Dans La poétique de la rêverie, Gaston Bachelard confesse que « c'est toujours un dur métier que celui d'écrire un livre. On est toujours tenté de se borner à le rêver. » Il me semble que cela est encore plus vrai pour l'écriture d'un dictionnaire. Ce voyage alphabétique peut devenir une caverne d'Ali Baba aux entrées imprévisibles, un bric-à-brac de mots aimés, une écriture en forme de collage, à l'image de notre monde morcelé. Alors, imaginez lorsque le sujet n'est nul autre que Dieu, cela suppose tout un assemblage. Si Dieu est incompréhensible de nature, les mots et les idées ne manquent pas pour parler de lui. Mais gare aux idoles !

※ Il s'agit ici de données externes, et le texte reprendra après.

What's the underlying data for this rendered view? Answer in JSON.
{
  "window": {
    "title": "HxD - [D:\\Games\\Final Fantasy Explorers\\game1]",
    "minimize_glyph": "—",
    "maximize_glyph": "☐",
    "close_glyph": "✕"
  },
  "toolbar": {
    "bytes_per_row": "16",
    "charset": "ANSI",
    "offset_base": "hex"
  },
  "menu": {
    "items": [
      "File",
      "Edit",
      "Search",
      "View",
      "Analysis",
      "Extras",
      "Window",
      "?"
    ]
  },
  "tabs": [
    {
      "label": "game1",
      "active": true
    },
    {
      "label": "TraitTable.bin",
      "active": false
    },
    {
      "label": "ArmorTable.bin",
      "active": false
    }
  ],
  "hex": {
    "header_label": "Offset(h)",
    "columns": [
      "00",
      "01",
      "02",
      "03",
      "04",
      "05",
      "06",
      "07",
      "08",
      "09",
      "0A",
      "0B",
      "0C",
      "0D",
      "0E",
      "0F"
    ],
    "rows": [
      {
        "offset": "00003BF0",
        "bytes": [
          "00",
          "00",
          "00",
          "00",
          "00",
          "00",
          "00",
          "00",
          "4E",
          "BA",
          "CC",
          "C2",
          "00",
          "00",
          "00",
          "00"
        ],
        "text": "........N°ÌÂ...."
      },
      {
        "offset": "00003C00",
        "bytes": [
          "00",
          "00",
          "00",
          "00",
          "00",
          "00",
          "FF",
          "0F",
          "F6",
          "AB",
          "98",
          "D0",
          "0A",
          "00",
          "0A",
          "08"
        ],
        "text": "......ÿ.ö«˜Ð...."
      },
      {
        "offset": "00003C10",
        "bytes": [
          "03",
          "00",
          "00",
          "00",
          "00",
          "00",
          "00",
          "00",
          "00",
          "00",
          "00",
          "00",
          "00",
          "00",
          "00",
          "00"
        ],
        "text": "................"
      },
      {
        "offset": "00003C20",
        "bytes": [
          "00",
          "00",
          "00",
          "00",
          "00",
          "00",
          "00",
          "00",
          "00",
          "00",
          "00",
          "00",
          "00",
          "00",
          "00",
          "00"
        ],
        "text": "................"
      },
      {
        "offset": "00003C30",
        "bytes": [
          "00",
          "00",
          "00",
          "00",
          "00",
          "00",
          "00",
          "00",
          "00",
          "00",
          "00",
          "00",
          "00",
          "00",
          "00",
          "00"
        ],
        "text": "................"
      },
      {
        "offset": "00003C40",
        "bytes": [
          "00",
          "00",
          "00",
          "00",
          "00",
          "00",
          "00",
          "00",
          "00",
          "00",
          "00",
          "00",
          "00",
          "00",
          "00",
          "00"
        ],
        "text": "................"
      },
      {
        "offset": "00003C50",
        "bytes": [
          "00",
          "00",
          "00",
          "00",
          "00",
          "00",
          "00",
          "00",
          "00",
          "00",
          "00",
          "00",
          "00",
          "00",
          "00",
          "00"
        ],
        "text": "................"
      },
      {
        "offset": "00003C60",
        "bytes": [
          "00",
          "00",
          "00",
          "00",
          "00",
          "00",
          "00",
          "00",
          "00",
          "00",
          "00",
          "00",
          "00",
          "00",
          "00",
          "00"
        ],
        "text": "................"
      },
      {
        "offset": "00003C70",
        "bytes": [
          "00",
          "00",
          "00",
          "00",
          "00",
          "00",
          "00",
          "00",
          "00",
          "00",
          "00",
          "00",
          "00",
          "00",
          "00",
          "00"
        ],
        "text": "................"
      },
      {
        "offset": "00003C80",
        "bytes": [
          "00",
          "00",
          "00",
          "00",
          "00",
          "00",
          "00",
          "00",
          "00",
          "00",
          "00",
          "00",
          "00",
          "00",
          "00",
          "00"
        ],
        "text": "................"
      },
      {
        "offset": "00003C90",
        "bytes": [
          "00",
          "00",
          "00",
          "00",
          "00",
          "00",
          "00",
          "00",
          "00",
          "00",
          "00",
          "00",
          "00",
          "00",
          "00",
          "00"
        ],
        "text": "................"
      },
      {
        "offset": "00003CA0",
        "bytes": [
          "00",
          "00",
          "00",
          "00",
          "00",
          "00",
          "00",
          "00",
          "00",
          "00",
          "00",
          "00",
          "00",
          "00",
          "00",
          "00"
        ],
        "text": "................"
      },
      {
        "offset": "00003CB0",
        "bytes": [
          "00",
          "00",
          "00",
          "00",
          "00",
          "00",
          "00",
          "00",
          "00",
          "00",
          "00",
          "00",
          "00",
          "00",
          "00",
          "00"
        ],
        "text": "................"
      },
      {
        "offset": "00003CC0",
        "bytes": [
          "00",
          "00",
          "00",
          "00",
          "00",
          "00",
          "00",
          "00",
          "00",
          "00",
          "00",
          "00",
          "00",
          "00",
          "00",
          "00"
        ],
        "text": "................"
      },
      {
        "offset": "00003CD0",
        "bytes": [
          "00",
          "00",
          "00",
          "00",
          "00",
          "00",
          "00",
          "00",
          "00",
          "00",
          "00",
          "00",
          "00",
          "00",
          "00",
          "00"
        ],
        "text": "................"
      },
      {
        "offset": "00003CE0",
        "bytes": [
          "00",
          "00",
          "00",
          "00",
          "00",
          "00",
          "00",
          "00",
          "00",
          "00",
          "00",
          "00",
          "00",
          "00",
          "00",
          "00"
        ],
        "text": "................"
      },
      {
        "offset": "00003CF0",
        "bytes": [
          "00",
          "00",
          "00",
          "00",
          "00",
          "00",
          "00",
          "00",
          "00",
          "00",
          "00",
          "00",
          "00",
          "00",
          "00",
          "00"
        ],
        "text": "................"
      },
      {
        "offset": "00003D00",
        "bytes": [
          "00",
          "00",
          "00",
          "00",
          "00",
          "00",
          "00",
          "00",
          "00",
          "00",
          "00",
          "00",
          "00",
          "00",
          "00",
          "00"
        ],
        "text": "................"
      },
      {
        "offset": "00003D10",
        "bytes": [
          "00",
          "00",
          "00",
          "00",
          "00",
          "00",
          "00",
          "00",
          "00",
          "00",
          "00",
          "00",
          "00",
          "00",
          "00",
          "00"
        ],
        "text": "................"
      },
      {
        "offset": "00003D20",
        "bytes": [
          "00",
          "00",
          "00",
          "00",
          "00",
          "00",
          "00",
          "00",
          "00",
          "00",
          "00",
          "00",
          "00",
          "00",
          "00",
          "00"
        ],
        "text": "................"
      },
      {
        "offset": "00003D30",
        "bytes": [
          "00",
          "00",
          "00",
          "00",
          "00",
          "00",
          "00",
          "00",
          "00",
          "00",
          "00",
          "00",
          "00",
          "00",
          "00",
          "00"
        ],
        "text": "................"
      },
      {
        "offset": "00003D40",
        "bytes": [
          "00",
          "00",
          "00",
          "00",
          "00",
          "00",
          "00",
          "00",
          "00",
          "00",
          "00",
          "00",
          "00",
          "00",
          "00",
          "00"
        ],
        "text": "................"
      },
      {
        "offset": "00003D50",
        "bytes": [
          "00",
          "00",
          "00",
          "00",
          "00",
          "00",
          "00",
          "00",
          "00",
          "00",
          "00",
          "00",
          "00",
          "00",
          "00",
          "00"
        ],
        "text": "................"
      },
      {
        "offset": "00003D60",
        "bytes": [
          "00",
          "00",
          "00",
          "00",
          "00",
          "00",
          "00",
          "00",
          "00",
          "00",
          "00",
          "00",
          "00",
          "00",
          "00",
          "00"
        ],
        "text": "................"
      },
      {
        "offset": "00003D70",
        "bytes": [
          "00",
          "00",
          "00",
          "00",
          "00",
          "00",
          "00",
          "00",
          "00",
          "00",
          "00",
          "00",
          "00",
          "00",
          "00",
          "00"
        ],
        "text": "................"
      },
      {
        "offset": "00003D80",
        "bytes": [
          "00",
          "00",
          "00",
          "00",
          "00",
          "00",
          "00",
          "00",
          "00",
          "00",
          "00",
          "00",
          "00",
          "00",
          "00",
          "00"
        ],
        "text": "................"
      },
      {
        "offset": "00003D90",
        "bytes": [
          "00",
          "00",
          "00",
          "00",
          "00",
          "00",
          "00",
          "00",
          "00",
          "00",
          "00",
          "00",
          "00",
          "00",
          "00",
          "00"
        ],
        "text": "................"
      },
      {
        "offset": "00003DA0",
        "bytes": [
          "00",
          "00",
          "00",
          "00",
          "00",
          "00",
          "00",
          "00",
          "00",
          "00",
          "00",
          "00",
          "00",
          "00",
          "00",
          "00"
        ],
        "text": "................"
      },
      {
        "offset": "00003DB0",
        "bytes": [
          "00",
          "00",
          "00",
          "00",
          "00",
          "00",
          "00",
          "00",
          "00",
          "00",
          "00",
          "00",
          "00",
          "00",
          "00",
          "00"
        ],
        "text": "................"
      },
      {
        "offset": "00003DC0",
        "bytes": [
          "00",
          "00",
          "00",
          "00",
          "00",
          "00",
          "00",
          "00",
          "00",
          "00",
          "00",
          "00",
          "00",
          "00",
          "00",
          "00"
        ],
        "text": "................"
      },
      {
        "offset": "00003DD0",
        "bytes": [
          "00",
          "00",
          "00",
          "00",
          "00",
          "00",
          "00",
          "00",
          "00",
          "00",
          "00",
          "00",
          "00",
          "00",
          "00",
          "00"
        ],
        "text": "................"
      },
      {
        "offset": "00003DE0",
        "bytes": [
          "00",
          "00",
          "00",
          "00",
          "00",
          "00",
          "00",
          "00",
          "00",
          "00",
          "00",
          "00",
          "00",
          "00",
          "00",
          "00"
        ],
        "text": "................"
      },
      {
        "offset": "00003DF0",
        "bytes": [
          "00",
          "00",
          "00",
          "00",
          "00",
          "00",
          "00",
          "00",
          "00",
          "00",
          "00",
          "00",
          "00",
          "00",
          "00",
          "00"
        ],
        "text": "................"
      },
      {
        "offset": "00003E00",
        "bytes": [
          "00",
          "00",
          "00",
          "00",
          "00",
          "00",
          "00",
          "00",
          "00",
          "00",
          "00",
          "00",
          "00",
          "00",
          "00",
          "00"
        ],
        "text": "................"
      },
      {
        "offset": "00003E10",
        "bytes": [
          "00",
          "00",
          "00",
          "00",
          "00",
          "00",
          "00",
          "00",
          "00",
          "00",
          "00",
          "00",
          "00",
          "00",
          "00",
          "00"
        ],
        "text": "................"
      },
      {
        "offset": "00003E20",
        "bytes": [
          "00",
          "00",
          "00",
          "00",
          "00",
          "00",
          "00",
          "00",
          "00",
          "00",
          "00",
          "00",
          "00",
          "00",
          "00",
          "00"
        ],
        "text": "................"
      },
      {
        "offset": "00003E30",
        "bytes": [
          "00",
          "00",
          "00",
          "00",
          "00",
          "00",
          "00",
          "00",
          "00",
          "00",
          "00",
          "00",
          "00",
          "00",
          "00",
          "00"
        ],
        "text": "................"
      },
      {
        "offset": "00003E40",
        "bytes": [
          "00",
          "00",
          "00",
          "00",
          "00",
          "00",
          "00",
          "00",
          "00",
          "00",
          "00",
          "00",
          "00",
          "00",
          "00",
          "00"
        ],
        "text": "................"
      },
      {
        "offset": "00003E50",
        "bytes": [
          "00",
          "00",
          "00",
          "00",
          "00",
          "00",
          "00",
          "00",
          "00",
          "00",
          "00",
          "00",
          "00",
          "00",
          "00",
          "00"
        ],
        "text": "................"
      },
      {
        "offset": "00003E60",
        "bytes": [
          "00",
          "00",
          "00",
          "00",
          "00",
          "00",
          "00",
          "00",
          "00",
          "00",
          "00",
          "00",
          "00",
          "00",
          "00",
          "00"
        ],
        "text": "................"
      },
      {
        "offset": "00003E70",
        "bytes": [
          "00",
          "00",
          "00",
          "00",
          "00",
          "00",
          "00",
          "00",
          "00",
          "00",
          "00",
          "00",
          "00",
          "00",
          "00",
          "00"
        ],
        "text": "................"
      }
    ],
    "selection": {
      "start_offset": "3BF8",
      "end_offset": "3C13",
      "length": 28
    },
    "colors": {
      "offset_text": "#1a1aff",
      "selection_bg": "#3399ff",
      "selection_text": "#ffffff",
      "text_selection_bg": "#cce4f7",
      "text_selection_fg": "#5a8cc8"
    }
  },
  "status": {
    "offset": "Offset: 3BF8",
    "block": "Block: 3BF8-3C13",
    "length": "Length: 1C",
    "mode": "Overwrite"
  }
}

De la racine indo-européenne dei qui signifie « briller », le mot « Dieu » est lié aux notions de jour (dies), de lumière, de la foudre qui renvoie au ciel. Cela donne le nom grec Zeus (génitif de Dios), puis theos, du verbe theaomai qui signifie « je suis bouche bée ». Dieu attire, éclaire, étonne. Il figure depuis longtemps dans les dictionnaires. En voici un exemple, tiré du Dictionnaire universel d'Antoine Furetière de 1694 : « Il ne peut avoir de vraye definition, à cause que c'est un Être infini & incompréhensible. Les hommes le considèrent comme la première Cause, le premier Être qui est de tout temps, qui a tout créé, & qui subsiste de lui-même. »

Difficile de passer inaperçu quand on est au commencement de tout. L'ombre de Dieu se faufile incognito entre les pages des dictionnaires, au fil des siècles et des usages, mais c'est peine perdue, nul ne peut vraiment le saisir. Dieu n'est pas une invention, disait Louis Massignon, il est une découverte. Voltaire, plus sarcastique, affirmait que si Dieu n'existait pas il faudrait l'inventer. Pour la Grande encyclopédie soviétique de 1950, Dieu est une « créature mythique et fictive à la base de toute considération religieuse ». Pour d'autres, c'est un terme vague, vide, qui donne l'illusion d'une plénitude, d'une direction. « Le mot dieu est un petit creux dans lequel je mets tout », écrit la chorégraphe Marie Chouinard dans son recueil Chantier des extases.

Du tam-tam à l'ordinateur, des tablettes d'argile aux écrans tactiles, la notion de Dieu vient de loin et on entend toujours son écho, tant elle résiste à l'usure. C'est l'un des mots les plus souvent tapés sur le moteur de recherche Google et il compte des millions d'amis dans les réseaux sociaux et les blogues. On gazouille à son sujet en moins de 140 caractères ; c'est là tout un défi quand on contient l'infini.

Nietzsche disait qu'une chose expliquée cesse de nous intéresser. Dieu a donc un bel avenir devant lui ! Personne n'a encore réussi à démonter sa mécanique ni à vider sa poétique. Le poète américain Wallace Stevens en convenait dans l'une de ses maximes : « La plus grande idée poétique du monde est et a toujours été l'idée de Dieu. »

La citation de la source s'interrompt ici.